Así, la nueva Reforma Tributaria debería intentar llevar a la tasa general del IVA de 19% todos aquellos bienes y servicios que están a 0% o a 5% (acercando la tasa efectiva a la tasa nominal), siendo la única excepción aquellos productos que forman parte de la canasta básica. Esto implica que se mantendrían solo las tres tasas vigentes de 0%, 5% y 19% y las únicas excepciones a la tasa de 19% serían los bienes y servicios que hoy tienen tratamiento especial dentro de la canasta básica, correspondiente a 70% de dicha canasta.

Así, una reforma que ajuste la estructura del IVA en la dirección aquí señalada estaría allegando tributación adicional por cerca de 0,4% del PIB durante 2019-2022. Nótese que esta cifra de recaudo adicional equivale a la mitad de lo logrado con el incremento de la tasa general, al pasar de 16% a 19%. Claramente, esta no es una ganancia en recaudo que se pueda despreciar, dadas las afugias fiscales de Colombia.
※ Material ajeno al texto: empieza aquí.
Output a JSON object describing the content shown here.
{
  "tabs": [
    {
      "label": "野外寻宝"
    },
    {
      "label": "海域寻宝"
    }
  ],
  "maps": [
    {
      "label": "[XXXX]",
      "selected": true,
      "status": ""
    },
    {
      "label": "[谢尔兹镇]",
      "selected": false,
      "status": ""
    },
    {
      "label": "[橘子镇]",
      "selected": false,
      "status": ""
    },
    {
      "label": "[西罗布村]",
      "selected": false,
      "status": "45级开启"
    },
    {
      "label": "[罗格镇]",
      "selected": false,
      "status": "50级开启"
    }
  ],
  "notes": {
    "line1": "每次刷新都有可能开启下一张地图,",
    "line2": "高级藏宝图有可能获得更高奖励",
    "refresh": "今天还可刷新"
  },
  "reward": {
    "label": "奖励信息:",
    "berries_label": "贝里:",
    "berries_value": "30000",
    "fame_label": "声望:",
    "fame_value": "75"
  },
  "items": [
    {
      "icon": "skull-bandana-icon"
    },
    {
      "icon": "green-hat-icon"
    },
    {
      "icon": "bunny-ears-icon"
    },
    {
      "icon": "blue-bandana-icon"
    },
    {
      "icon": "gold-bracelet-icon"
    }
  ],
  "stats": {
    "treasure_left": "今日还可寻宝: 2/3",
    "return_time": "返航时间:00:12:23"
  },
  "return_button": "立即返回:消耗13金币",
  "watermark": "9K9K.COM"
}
Cabe destacar cómo la tasa efectiva se acercaría a la tasa nominal de 19% respecto del valor actual de 17,9%. Con ello, el recaudo total del IVA estaría incrementándose de 5,5% del PIB en 2017 hacia 6,4% del PIB en 2019-2022. En este cálculo hemos tomado en cuenta el ciclo de recuperación de la actividad económica del período 2019-2022, con lo cual se lograría un recaudo adicional total de 0,9% del PIB (= 0,4% del PIB resultante de la Reforma + 0,5% del PIB de normalización del ciclo económico), ver Informe Semanal No. 1415 de junio de 2018.

Para mitigar el efecto regresivo que se genera en la canasta básica por cuenta del incremento de la tasa de 16% a 19% en la porción de 30% de dicha canasta, Anif propone destinar un 0,2% del PIB para gasto social adicional en Familias en Acción. Todo lo anterior implica que la ganancia en recaudo neto del IVA vendría a ser de 0,2% del PIB (= 0,4% ganado al ajustar tarifas de 0% y 5% a 19% – 0,2% del PIB destinado a Familias en Acción). No creemos que montar mecanismos de devolución del IVA para los estratos bajos sea una buena política en Colombia, pues los esquemas alternativos de compensación directa a los consumidores de dichos estratos (como ocurre en Uruguay) resultarían en extremo costosos y proclives a la corrupción (ver Comentario Económico del Día 8 de octubre de 2014).